New Zealand Budget

Analysis

Shift the fundamentals to work smarter in the health system

2017 New Zealand Budget

By Thorsten Engel

Health has done comparatively well and continues the trend of receiving net new funding on top of a substantial baseline. Budget 2017 includes an extra $3.9 billion over four years, taking the total health investment to $16.8 billion, including extra spending of $879 million in 2017/18 – the biggest increase in eleven years.

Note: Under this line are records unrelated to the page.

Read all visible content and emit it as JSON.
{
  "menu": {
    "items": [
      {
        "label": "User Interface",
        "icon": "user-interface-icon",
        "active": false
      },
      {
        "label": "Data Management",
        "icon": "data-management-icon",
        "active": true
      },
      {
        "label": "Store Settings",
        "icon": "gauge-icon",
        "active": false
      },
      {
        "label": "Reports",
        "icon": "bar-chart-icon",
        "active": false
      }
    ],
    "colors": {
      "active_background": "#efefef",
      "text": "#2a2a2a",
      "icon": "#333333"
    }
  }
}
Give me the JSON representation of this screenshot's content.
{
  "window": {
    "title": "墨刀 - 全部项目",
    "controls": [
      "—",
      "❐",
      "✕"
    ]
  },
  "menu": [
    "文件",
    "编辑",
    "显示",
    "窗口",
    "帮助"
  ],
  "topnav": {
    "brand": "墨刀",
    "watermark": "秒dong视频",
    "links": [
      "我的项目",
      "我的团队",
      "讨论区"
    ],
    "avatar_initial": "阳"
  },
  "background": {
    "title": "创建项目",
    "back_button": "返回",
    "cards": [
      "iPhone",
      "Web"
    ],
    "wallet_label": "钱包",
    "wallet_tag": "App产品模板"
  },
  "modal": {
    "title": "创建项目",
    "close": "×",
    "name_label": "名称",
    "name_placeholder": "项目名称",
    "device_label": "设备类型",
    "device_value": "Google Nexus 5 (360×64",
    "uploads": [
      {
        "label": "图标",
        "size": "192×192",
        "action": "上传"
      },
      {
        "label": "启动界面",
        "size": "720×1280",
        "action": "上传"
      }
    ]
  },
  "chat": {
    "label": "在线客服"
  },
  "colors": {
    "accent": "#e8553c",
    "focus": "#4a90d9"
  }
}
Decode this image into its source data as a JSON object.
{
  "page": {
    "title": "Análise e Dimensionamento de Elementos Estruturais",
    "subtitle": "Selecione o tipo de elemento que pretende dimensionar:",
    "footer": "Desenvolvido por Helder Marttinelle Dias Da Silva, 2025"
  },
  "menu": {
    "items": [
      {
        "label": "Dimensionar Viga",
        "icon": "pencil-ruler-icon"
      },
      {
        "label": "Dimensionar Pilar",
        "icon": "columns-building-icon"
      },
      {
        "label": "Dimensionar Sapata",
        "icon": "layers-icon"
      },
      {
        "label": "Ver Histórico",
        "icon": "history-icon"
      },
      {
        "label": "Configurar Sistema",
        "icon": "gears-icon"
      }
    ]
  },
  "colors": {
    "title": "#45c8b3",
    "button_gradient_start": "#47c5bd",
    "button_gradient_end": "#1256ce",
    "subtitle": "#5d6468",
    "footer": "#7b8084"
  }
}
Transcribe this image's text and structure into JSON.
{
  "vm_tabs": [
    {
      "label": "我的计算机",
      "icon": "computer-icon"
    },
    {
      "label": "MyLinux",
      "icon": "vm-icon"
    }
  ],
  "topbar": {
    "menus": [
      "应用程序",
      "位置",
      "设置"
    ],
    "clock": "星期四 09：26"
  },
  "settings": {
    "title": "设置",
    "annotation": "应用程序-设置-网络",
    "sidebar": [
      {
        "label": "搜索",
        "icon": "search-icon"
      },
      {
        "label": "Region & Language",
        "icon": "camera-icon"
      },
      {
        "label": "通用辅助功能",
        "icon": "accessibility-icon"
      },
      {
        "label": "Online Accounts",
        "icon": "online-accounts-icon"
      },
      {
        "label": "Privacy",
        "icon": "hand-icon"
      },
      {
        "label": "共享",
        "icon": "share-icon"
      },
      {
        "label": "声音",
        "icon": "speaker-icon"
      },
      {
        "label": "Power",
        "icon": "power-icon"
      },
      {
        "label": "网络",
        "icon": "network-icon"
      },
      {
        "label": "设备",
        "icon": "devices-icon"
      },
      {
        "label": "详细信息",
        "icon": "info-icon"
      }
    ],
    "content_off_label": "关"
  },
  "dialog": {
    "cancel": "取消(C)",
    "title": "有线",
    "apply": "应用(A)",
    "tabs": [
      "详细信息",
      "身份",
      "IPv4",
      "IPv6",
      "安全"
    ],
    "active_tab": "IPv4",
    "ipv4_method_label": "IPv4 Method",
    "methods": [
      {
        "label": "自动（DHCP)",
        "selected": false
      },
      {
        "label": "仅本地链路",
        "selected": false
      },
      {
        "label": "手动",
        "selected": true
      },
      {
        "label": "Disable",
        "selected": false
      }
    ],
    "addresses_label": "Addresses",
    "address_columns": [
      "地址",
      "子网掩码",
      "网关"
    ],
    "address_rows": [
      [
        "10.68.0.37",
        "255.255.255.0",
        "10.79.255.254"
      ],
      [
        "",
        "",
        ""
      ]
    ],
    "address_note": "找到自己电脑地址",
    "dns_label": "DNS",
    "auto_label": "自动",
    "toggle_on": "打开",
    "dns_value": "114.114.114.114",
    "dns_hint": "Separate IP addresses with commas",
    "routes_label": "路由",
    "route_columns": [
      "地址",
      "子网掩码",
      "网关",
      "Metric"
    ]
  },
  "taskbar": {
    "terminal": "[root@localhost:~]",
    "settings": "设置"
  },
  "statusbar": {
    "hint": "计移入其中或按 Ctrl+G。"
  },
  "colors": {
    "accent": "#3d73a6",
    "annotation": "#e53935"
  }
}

Specific initiatives announced by the Government include the following:

  • $60 million more over four years to Pharmac. Pharmac’s budget for 2017/18 will be a record $870 million, an increase of $220 million since 2008. The majority of New Zealanders access only a small portion of this budget – and we benefit from relatively universal coverage. However, if overseas experience is anything to go by, more and more high cost and extensive treatments will be consuming the lion's share of this investment with a correspondingly smaller number of people requiring a larger share of the funds. This situation is unlikely to reverse soon.
  • $224 million over four years for mental health services. This includes $100 million for a mental health social investment fund as part of the Social Investment Package. Interestingly, a sizeable portion of this funding is coming from the allocation for social investment. Our recent State of the State New Zealand 2017 report (www.deloitte.com/nz/stateofthestate) shows how ensuring household resilience preserves New Zealand’s wellbeing in the face of uncertainty and shocks. Good mental health is a key factor in household resilience. Unfortunately, half of our population can expect to experience some form of mental health issue throughout their lifetime. Comparatively, we have appalling youth suicide statistics, a high incidence of domestic violence and our students fare poorly on the PISA Student Well-being league table, to name just a few. Addressing mental health issues through a social investment approach that is wellness-based and not just disease focused, has the potential to provide a material increases in resilience.
  • $205 million for disability support services, which mirrors the increased investment in mental health and the government’s commitment to social investment. Too often we ask parents and whānau to bear the full brunt of raising and looking after family members with disability. Respite care has been in the news a number of times and the sector can certainly do with sorely needed additional investment and resources.
  • $1.54 billion for wage increases for 55,000 care and disability support workings as part of the TerraNova pay equity settlement. Our most significant cost pressure in New Zealand will continue to be salaries and wages. The pay equity settlement covers only 55,000 healthcare workers, while the total health workforce comprises at least 160,000 and the total health and social workforce is pegged at over 250,000. According to the OECD[1] league tables, with 55 care givers per 1,000 of population, we are right in the middle of the workforce range; slightly below the UK and United States. By contrast, Mediterranean countries such as Italy and Greece run on half that workforce ratio, while Scandinavian countries, with a higher tax take, have twice these numbers.

The bulk of our additional funding for healthcare is due to rising demand and cost pressures – and will ultimately be invested in the workforce. There is no doubt that our health and social workforce is working extremely hard and that its size reflects our ability to fund it based on the tax take; however, could it work smarter?

The Ministry of Health launched its New Zealand Health Strategy last year but how will the implementation and execution of this strategy be funded? Based on the last Treasury update[2], only one of the health projects under the monitoring regime was “in the green”. What resources will be required to deliver the current projects and any new projects successfully? How will these projects advance the Health Strategy and what are the opportunities to bend our cost curve? These questions remain mostly unanswered and this Budget is still about working harder and increasing workforce levels, rather than getting more value for money out of every hour spent.